Joan Marques - Ed.D., MBA.
The things you learn are but vehicles serving to transport you toward further knowledge and awareness. You can therefore not necessarily cling to the things you learn, because they may become obsolete through changes in time and circumstances.
As a logical consequence to this, you should not be afraid to release thoughts, contacts, and perspectives, no matter how valuable they seemed at one time. For, responsibly releasing old thoughts, contacts and perspectives is a way to enhance your receptivity toward new, more rewarding ones in current times.
People and things serve a purpose in your life, as do you in theirs. However, when it is time to move on, you should do so without regret but with gratitude for the contribution these people and things made to your growth and with hope that you may have done the same to theirs.
The main purpose of your being is to grow: to reach a higher plane of insight, not just in business matters or in intellectual regards, but in emotional areas as well.
And reaching a higher plane of insight is a fascinating journey, because not all of us need the same vehicles or routes of learning to get there. And yet, we may all arrive at this higher plane. But it is important to keep in mind that, as many people there are reaching a particular level of insight, as many roads and vehicles may have led them there. Some may have achieved their growth predominantly through formal education: absorbing lectures and reading books; others through street smartness: meeting people and seeing things; yet others through a combination of both, or through less traditional journeys: abstinence, meditation, and self-mentoring, for instance.
So, can you say, then, that one vehicle, meaning one method to reach a higher plane, is more valuable than another? Of course not! Therefore, should you get blinded by one's titles, ranges, prefixes, suffixes, or the absolute lack thereof? Of course not! More importantly: should you judge one's knowledge on basis of his or her background, experiences, ethnicity, culture, religion, or sex? Of course not! And yet: look around you. Reflect on your own life or the lives of the ones you know: review your and their careers and try to evaluate how many times this very superficial way of judging has either positively or negatively influenced the course of those careers.
How beautiful would it be if people could meet at a certain level of insight and exchange with each other the roads they traveled and the vehicles they used to get there? How enriching would it be for them, as well as for those who succeed them! For these successors may later take note of the records of this shared knowledge, and thus learn about the abundance of vehicles available to reach an elevated level of insight, and perhaps, at that time, add some new ones to the list.

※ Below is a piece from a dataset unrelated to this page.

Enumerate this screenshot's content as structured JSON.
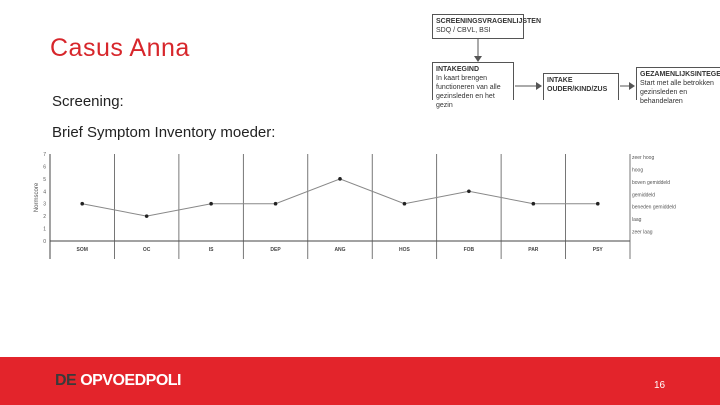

It is all about growth: about reaching a higher plane; about insight; about contentment and, thus, about understanding. You can be a leader of a global corporation or a political organization, determining the fates of thousands with a snap of your fingers, or you can be a home maker, determining what to present your loved ones for dinner tonight; you can be an intellectual, determining how to best transmit your lectures to your students tomorrow, or you can be an average worker in a small, midsize or large workplace determining how to survive between now and your next paycheck; you can be an entrepreneur, searching for the fastest way of earning recognition and achieving growth for your venture, or you can be a convinced loner, determining not to follow any direction but your own.
Regardless of who you are: growth is achievable, and vehicles for growth are available. Learning is not limited to the formal settings, no matter how persuasively society will try to convince you about that. Learning can happen everywhere, but you should see it merely as a vehicle to get to a higher plane: to grow. Because that is the purpose of life.